We asked three Crochet Bloggers / Designers to share their go to crochet borders - Emma Varnam, Sandra Paul (Cherry Heart) and Lynne Rowe. Quite the bunch of talented crocheters with a string of books and must have designs between them.
All of the sample below are crocheted in Scheepjes Softfun yarn.
Emma Varnam - Crochet Border
Emma Varnam is a good friend of Black Sheep Wools. She has a selection of crochet books including Learn to Crochet for the complete beginner and has recently designed an amazing exclusive blanket design in Scheepjes River Washed & Stone Washed mini balls. Emma will also be with us for Yarn Shop day on 12th May sharing her crochet skills.
Emma says -
I can’t deny it, a shell edging is perhaps my most favourite and ultimately pretty finishing touch to any project. I have used it many times in my designs and it will provide a touch of finesse to your crochet blankets.
I used this technique in my new book; Granny Squares Home. A simple bathroom tidy is finished off with a shell edging, both practical and attractive. A shell is made by working several stitches into a single stitch. In order to keep the rest of your work flat, you need to miss one or more base stitches in the row below.
In the example I have made.
Shell Crochet Border Pattern
Make a slip stitch into the first stitch of your edge.
Miss 1 stitch.
Work 5 treble stitches into the next stitch
Miss 1 stitch.
Slip stitch in the next stitch to create the shell.
Repeat along the edge.
At the corner you can work 7 treble stitches to great effect.
Sandra Paul - Crochet Border
We have been working with Sandra for many years now. It all began with the celebrated Spice of Life crochet along blanket back in 2015. We then collaborated once again in autumn last year for a Spicier Life CAL. Sandra posts regular podcasts alongside writing for her blog. Follow her Instagram too she is always teasing something new!
Lacy Crochet Border Pattern
I like to use it on smaller blanket projects, it works well on small baby blankets, or for potholders and mandala edgings. It makes a really pretty edging on fabric too, like table cloths and clothes.
Lynne Rowe - Crochet Border
Lynne Rowe has her own knitting and crochet books, is a pattern tech editor and teaches workshops. She will be at the Craft Barn on 21st July teaching 'Writing the perfect pattern' for anyone who fancies writing their own knitting or crochet patterns.
Lynne says -
Sometimes, less is more, and when you’ve crocheted a simple granny square blanket, the best way to finish it off is to add a simple edging that complements both the colours and stitch patterns used.

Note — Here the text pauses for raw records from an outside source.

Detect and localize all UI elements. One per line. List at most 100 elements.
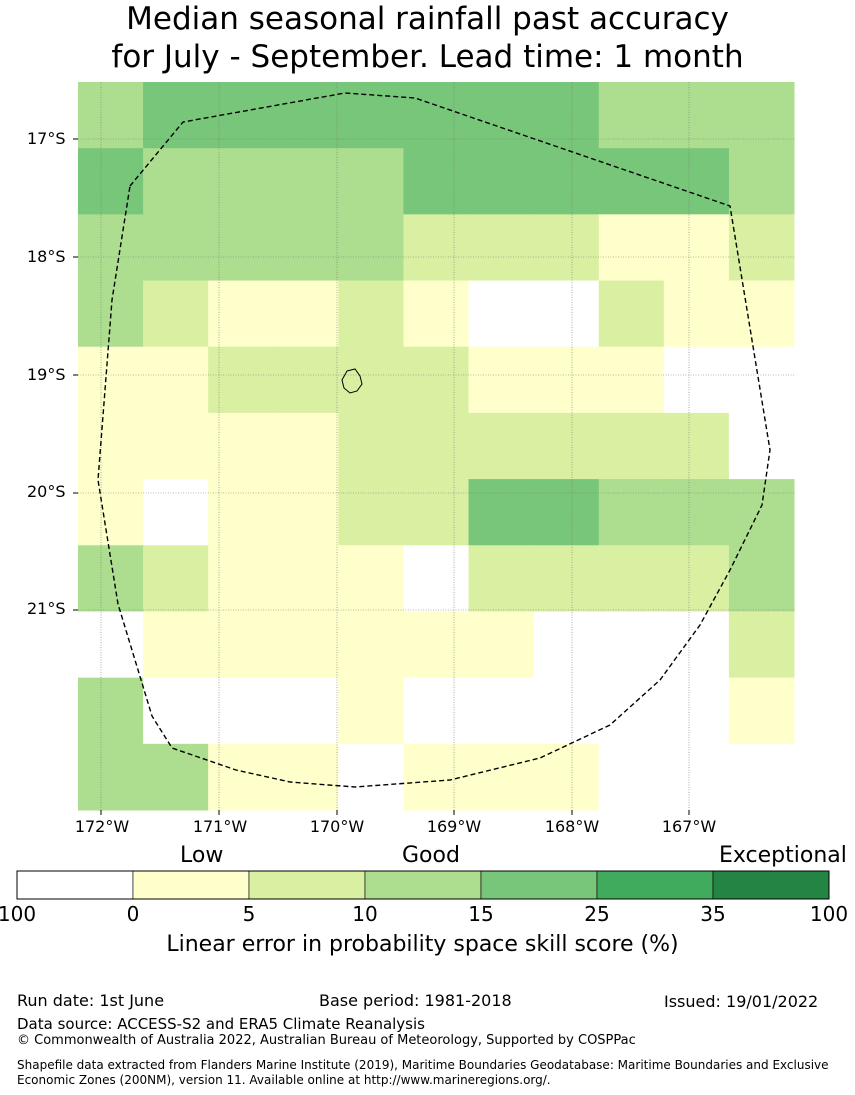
colorbar (16, 870, 830, 900)
shapefile-credit: Shapefile data extracted from Flanders M… (17, 1058, 829, 1087)
skill-cell (208, 214, 274, 282)
colorbar-tick: 10 (352, 902, 378, 926)
lat-label-18s: 18°S (27, 247, 66, 266)
skill-cell (728, 743, 795, 811)
category-exceptional: Exceptional (719, 843, 847, 868)
skill-cell (663, 412, 730, 480)
skill-cell (208, 611, 274, 679)
title-line-2: for July - September. Lead time: 1 month (111, 39, 744, 75)
skill-score-grid (78, 82, 795, 811)
colorbar-tick: 15 (468, 902, 494, 926)
skill-cell (338, 479, 404, 546)
skill-cell (403, 346, 470, 414)
skill-cell (208, 82, 274, 149)
colorbar-segment (712, 870, 830, 900)
skill-cell (663, 346, 730, 414)
skill-cell (273, 280, 339, 348)
skill-cell (533, 611, 600, 679)
colorbar-segment (596, 870, 714, 900)
skill-cell (208, 412, 274, 480)
skill-cell (143, 545, 209, 612)
lat-label-20s: 20°S (27, 482, 66, 501)
colorbar-tick: 5 (242, 902, 256, 926)
skill-cell (403, 677, 470, 745)
skill-cell (598, 611, 665, 679)
skill-cell (78, 677, 144, 745)
skill-cell (468, 346, 535, 414)
skill-cell (143, 148, 209, 215)
skill-cell (468, 677, 535, 745)
skill-cell (728, 677, 795, 745)
colorbar-title: Linear error in probability space skill … (166, 932, 679, 957)
skill-cell (598, 214, 665, 282)
skill-cell (468, 611, 535, 679)
skill-cell (273, 346, 339, 414)
skill-cell (728, 214, 795, 282)
skill-cell (598, 346, 665, 414)
skill-cell (273, 479, 339, 546)
skill-cell (663, 82, 730, 149)
niue-island-outline (341, 368, 363, 394)
skill-cell (143, 214, 209, 282)
lon-label-171w: 171°W (192, 817, 248, 836)
skill-cell (468, 280, 535, 348)
skill-cell (338, 82, 404, 149)
skill-cell (143, 677, 209, 745)
skill-cell (468, 545, 535, 612)
lon-label-172w: 172°W (74, 817, 130, 836)
skill-cell (273, 677, 339, 745)
skill-cell (338, 280, 404, 348)
skill-cell (208, 479, 274, 546)
skill-cell (468, 479, 535, 546)
skill-cell (468, 412, 535, 480)
skill-cell (598, 412, 665, 480)
skill-cell (208, 148, 274, 215)
skill-cell (598, 743, 665, 811)
title-line-1: Median seasonal rainfall past accuracy (126, 1, 729, 37)
colorbar-frame (16, 870, 830, 900)
colorbar-tick: 0 (126, 902, 140, 926)
skill-cell (403, 280, 470, 348)
colorbar-tick: 35 (700, 902, 726, 926)
skill-cell (78, 611, 144, 679)
skill-cell (143, 743, 209, 811)
skill-cell (78, 412, 144, 480)
lon-label-170w: 170°W (309, 817, 365, 836)
skill-cell (338, 346, 404, 414)
skill-cell (598, 82, 665, 149)
skill-cell (663, 479, 730, 546)
skill-cell (598, 677, 665, 745)
skill-cell (533, 545, 600, 612)
skill-cell (728, 148, 795, 215)
skill-cell (338, 545, 404, 612)
run-date: Run date: 1st June (17, 991, 165, 1010)
skill-cell (273, 611, 339, 679)
skill-cell (273, 743, 339, 811)
data-source: Data source: ACCESS-S2 and ERA5 Climate … (17, 1015, 425, 1033)
skill-cell (663, 677, 730, 745)
skill-cell (468, 214, 535, 282)
chart-title: Median seasonal rainfall past accuracy f… (0, 0, 855, 76)
lat-label-21s: 21°S (27, 599, 66, 618)
colorbar-tick: 100 (809, 902, 849, 926)
skill-cell (663, 214, 730, 282)
lat-label-17s: 17°S (27, 129, 66, 148)
eez-boundary-line (97, 92, 771, 788)
issued-date: Issued: 19/01/2022 (664, 992, 819, 1011)
lon-label-168w: 168°W (544, 817, 600, 836)
skill-cell (598, 280, 665, 348)
skill-cell (403, 82, 470, 149)
colorbar-segment (248, 870, 366, 900)
skill-cell (338, 148, 404, 215)
skill-cell (728, 611, 795, 679)
skill-cell (273, 82, 339, 149)
skill-cell (533, 743, 600, 811)
skill-cell (728, 280, 795, 348)
skill-cell (403, 479, 470, 546)
skill-cell (208, 677, 274, 745)
colorbar-segment (16, 870, 134, 900)
skill-cell (208, 280, 274, 348)
skill-cell (78, 479, 144, 546)
skill-cell (403, 412, 470, 480)
skill-cell (403, 545, 470, 612)
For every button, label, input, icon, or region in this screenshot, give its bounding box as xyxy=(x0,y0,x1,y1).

One of my favourite edgings to finish off a cosy blanket, is this pretty scalloped edging which uses basic crochet stitches, including treble crochet, half treble crochet, double crochet, slip stitch and chains.

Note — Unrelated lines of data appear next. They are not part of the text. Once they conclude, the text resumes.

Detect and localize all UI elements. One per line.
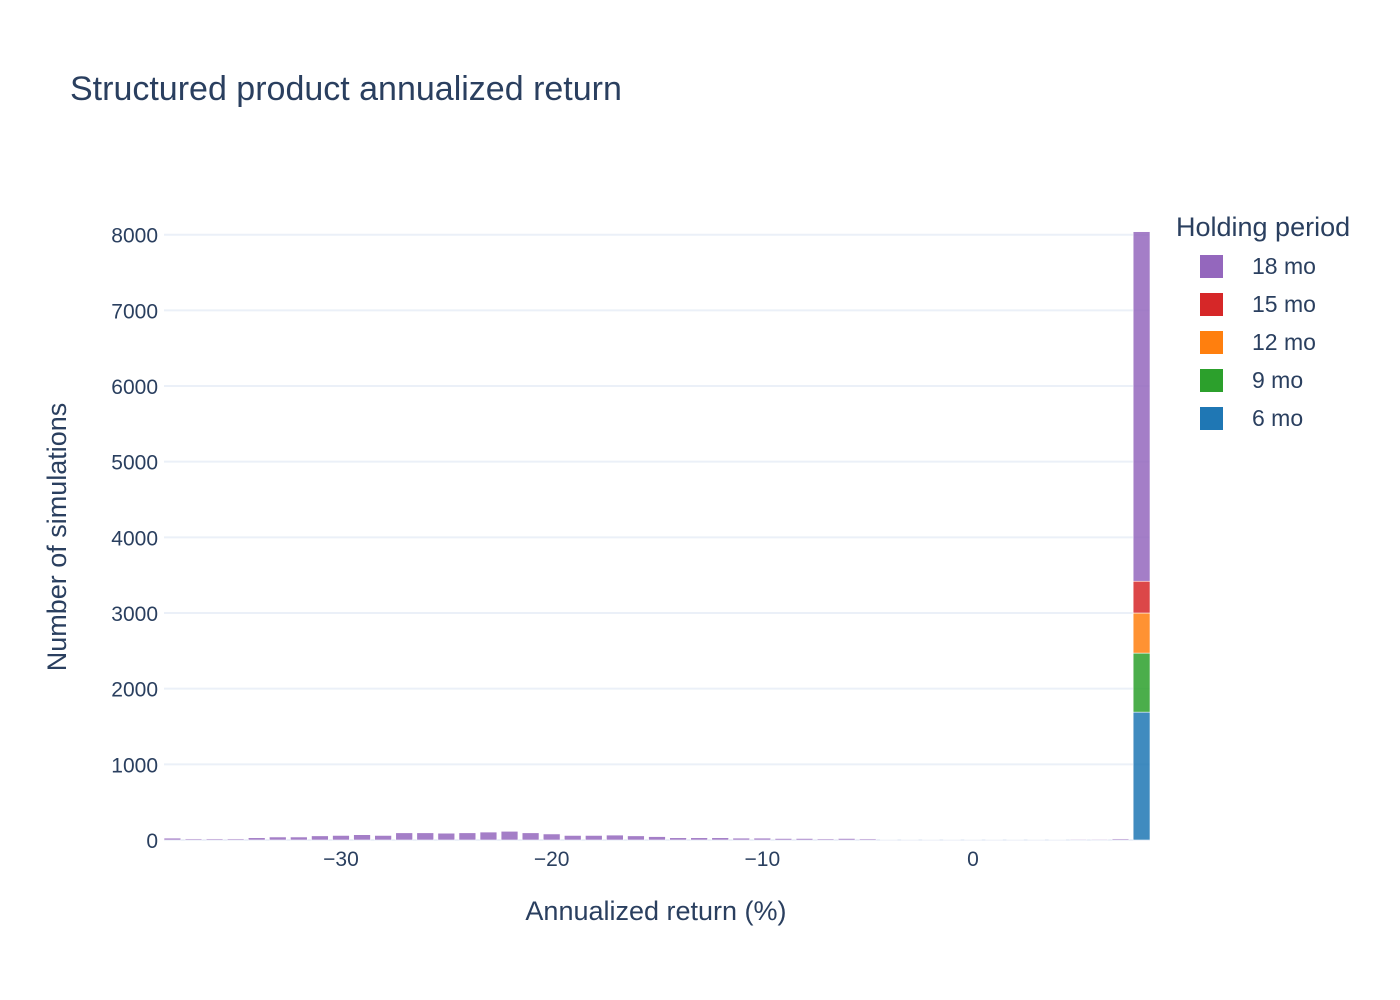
bar-18-mo — [184, 838, 203, 841]
y-tick-label: 6000 — [111, 376, 158, 399]
gridlines — [164, 233, 1150, 841]
bar-18-mo — [1027, 839, 1045, 841]
y-tick-label: 1000 — [111, 754, 158, 777]
bar-18-mo — [922, 839, 940, 841]
bar-18-mo — [290, 836, 308, 841]
legend-item-label: 6 mo — [1252, 405, 1303, 431]
legend-item-label: 9 mo — [1252, 367, 1303, 393]
bar-18-mo — [711, 837, 729, 841]
bar-18-mo — [416, 832, 434, 841]
bar-18-mo — [880, 839, 898, 841]
y-tick-label: 5000 — [111, 452, 158, 475]
legend-swatch — [1200, 407, 1223, 430]
bar-18-mo — [858, 838, 877, 841]
bar-18-mo — [943, 839, 961, 841]
bar-18-mo — [500, 830, 519, 841]
legend-swatch — [1200, 369, 1223, 392]
legend-item-label: 18 mo — [1252, 253, 1316, 279]
legend-item-label: 15 mo — [1252, 291, 1316, 317]
bar-18-mo — [1111, 838, 1130, 841]
bar-18-mo — [458, 832, 477, 841]
bar-9-mo — [1132, 652, 1151, 713]
bar-18-mo — [606, 834, 624, 841]
bar-12-mo — [1132, 612, 1151, 654]
bar-18-mo — [669, 837, 687, 841]
bar-18-mo — [163, 837, 182, 841]
bar-18-mo — [732, 837, 751, 841]
bar-18-mo — [648, 836, 666, 841]
x-axis-ticks: −30 −20 −10 0 — [323, 848, 979, 871]
bar-18-mo — [985, 839, 1003, 841]
bar-18-mo — [585, 835, 603, 841]
bar-18-mo — [690, 837, 708, 841]
bar-18-mo — [205, 838, 224, 841]
x-tick-label: −20 — [534, 848, 570, 871]
y-axis-title: Number of simulations — [42, 403, 72, 672]
y-tick-label: 8000 — [111, 225, 158, 248]
bar-6-mo — [1132, 711, 1151, 841]
x-tick-label: 0 — [967, 848, 979, 871]
bar-18-mo — [563, 835, 582, 841]
y-axis-ticks: 0 1000 2000 3000 4000 5000 6000 7000 8000 — [111, 225, 158, 853]
x-tick-label: −10 — [745, 848, 781, 871]
bar-18-mo — [774, 838, 793, 841]
legend-title: Holding period — [1176, 212, 1350, 242]
legend-swatch — [1200, 331, 1223, 354]
bar-18-mo — [479, 831, 498, 841]
bar-18-mo — [964, 839, 982, 841]
bar-18-mo — [837, 838, 856, 841]
bar-18-mo — [627, 835, 645, 841]
legend-swatch — [1200, 255, 1223, 278]
bar-18-mo — [542, 833, 561, 841]
y-tick-label: 3000 — [111, 603, 158, 626]
bar-15-mo — [1132, 580, 1151, 614]
bar-18-mo — [374, 835, 392, 841]
bar-18-mo — [311, 835, 329, 841]
bars — [163, 231, 1151, 841]
bar-18-mo — [247, 837, 266, 841]
chart-title: Structured product annualized return — [70, 70, 622, 108]
legend-swatch — [1200, 293, 1223, 316]
bar-18-mo — [395, 832, 413, 841]
bar-18-mo — [1132, 231, 1151, 582]
bar-18-mo — [1006, 839, 1024, 841]
bar-18-mo — [816, 838, 835, 841]
legend-item-label: 12 mo — [1252, 329, 1316, 355]
bar-18-mo — [901, 839, 919, 841]
bar-18-mo — [332, 835, 350, 841]
bar-18-mo — [1048, 839, 1067, 841]
bar-18-mo — [437, 832, 456, 841]
bar-18-mo — [1069, 838, 1088, 841]
y-tick-label: 2000 — [111, 679, 158, 702]
bar-18-mo — [795, 838, 814, 841]
bar-18-mo — [753, 837, 772, 841]
y-tick-label: 0 — [146, 830, 158, 853]
legend: Holding period 18 mo 15 mo 12 mo 9 mo 6 mo — [1176, 212, 1350, 431]
y-tick-label: 7000 — [111, 300, 158, 323]
x-axis-title: Annualized return (%) — [525, 896, 786, 926]
bar-18-mo — [521, 832, 540, 841]
bar-18-mo — [353, 834, 371, 841]
x-tick-label: −30 — [323, 848, 359, 871]
bar-18-mo — [269, 836, 287, 841]
bar-18-mo — [1090, 838, 1109, 841]
y-tick-label: 4000 — [111, 527, 158, 550]
bar-18-mo — [226, 838, 245, 841]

Scalloped Crochet Border Pattern
ch, chain; sl st, slip stitch; dc, double crochet, htr, half treble crochet; tr, treble crochet.

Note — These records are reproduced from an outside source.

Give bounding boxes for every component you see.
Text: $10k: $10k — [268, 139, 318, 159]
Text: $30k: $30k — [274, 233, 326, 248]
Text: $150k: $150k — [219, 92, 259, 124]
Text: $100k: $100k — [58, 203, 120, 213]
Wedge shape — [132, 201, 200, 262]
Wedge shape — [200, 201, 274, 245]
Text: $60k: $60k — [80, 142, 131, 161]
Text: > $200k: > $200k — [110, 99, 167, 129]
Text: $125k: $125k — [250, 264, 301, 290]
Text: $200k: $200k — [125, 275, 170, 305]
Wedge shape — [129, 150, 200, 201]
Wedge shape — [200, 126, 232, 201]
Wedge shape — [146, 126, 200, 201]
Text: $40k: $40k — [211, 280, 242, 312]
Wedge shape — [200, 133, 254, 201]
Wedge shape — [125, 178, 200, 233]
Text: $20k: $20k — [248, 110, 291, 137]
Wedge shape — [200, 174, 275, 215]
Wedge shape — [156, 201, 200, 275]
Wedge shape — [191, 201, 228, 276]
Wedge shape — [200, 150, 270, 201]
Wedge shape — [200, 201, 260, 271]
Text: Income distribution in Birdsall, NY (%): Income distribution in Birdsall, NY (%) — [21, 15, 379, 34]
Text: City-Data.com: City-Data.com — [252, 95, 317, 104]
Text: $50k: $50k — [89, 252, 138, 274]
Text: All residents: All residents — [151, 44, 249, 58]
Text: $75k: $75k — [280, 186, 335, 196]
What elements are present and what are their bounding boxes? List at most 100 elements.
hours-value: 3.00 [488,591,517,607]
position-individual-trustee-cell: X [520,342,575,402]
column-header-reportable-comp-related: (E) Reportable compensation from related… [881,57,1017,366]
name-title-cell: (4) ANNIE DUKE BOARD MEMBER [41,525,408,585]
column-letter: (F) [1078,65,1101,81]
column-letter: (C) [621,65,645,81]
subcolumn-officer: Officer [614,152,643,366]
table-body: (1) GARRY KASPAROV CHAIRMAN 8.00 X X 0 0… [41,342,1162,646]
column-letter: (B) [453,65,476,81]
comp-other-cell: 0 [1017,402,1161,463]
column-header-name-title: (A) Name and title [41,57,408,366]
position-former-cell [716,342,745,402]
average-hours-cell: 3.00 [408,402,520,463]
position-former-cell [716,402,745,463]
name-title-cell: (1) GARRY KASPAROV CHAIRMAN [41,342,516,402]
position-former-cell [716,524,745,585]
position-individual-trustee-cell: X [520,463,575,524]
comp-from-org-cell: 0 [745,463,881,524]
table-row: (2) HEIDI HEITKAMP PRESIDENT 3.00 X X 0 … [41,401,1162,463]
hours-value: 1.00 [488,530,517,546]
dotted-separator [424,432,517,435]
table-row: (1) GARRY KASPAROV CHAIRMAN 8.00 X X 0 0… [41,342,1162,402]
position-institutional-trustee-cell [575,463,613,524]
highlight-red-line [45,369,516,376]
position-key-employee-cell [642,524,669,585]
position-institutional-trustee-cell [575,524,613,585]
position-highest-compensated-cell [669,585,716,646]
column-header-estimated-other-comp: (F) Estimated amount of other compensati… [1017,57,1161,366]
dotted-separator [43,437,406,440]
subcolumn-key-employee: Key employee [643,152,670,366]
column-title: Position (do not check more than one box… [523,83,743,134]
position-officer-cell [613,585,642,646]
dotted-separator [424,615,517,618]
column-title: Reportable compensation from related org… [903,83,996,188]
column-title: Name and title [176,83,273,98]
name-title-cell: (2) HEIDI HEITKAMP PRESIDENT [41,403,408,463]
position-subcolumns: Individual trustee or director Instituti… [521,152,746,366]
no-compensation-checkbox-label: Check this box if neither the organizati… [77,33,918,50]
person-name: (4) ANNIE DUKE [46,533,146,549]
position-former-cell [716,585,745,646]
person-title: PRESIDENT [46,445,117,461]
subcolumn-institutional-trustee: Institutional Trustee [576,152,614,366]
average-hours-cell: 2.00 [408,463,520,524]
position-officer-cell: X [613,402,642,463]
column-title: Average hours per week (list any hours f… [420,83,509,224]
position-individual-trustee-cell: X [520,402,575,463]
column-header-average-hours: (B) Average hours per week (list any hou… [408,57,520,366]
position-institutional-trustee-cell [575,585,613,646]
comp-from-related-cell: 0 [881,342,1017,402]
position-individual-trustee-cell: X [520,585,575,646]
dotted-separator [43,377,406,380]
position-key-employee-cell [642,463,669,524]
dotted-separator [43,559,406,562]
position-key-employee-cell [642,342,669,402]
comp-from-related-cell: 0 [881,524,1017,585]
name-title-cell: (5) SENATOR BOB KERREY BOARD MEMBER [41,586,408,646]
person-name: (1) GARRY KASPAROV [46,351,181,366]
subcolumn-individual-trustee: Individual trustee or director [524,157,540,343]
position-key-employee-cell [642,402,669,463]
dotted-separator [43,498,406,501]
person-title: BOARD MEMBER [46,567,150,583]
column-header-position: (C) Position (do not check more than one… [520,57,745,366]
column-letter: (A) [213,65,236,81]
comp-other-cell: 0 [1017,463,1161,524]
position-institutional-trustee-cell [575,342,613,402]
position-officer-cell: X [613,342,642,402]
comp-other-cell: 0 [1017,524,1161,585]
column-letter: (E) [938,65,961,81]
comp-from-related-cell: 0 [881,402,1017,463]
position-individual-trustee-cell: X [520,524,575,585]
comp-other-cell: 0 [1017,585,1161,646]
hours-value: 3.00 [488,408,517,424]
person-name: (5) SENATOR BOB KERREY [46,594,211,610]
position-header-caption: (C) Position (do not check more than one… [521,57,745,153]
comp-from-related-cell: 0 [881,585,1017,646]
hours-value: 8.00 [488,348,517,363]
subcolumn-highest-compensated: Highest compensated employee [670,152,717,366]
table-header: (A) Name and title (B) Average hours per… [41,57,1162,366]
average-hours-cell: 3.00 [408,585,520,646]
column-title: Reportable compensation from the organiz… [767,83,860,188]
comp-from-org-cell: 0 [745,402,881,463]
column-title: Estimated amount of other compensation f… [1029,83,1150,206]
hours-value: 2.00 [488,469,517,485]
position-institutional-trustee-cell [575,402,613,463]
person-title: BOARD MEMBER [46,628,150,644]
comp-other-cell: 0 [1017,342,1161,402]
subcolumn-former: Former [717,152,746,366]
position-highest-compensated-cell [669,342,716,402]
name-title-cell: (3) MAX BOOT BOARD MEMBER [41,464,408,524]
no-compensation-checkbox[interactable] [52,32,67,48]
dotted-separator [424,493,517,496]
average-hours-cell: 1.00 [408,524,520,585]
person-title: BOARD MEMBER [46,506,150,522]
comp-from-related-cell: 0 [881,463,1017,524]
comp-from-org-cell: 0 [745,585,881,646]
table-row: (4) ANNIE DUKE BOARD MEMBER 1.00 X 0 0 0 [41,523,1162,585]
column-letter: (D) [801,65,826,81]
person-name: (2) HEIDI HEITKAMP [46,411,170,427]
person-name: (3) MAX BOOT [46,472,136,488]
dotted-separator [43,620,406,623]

Step 1: Make your Granny Square blanket, in either a single colour, or multi-colours.
Step 2: After working the final round of your blanket, fasten off. Weave in all ends.
Step 3: Round 1 of edging: Join Yarn A with a sl st to any corner, ch3 (counts as first tr), 4tr in same corner space, *work 1tr in every tr and 1tr in every space between groups of 3tr, to the next corner space, 5tr in corner space*; repeat from * to * twice more, then work 1tr in every tr and 1tr in every space between groups of 3tr, to end, sl st to the top of beginning 3ch to join. Cut yarn and fasten off.
You will now have 1 tr in every stitch, 1 tr in the gaps between the groups of 3tr, plus 5 tr in each corner.
Step 4: Round 2 of edging: Join Yarn B with a sl st, to any tr that was worked in the space between groups of 3tr, *5ch, skip next 3 tr, sl st in next tr; repeat from * to last 3 tr, 5ch, skip next 3 tr, sl st in base of beginning 5ch. Cut yarn and fasten off.
After working Round 2 of edging you will have a series of 5ch loops all around your blanket, with a 5ch loop sitting neatly across each corner.
Step 5: Round 3 of edging: Join Yarn A with a sl st to any 5ch space, 1ch (not counted as a st) *work [1dc, 1htr, 1tr, 2ch, 1tr, 1htr, 1dc] all in 5ch space (working over the 5ch loop and not into any individual sts); repeat from *, in every 5ch space to the end, sl st in first dc. Cut yarn and fasten off.
After working Round 3 of edging, you will have a scallop in each 5ch loop.
Weave in all ends and if desired, block your blanket as follows: spray with cold water until damp, pin
out flat to measurements required and keeping edging flat. Leave to dry completely.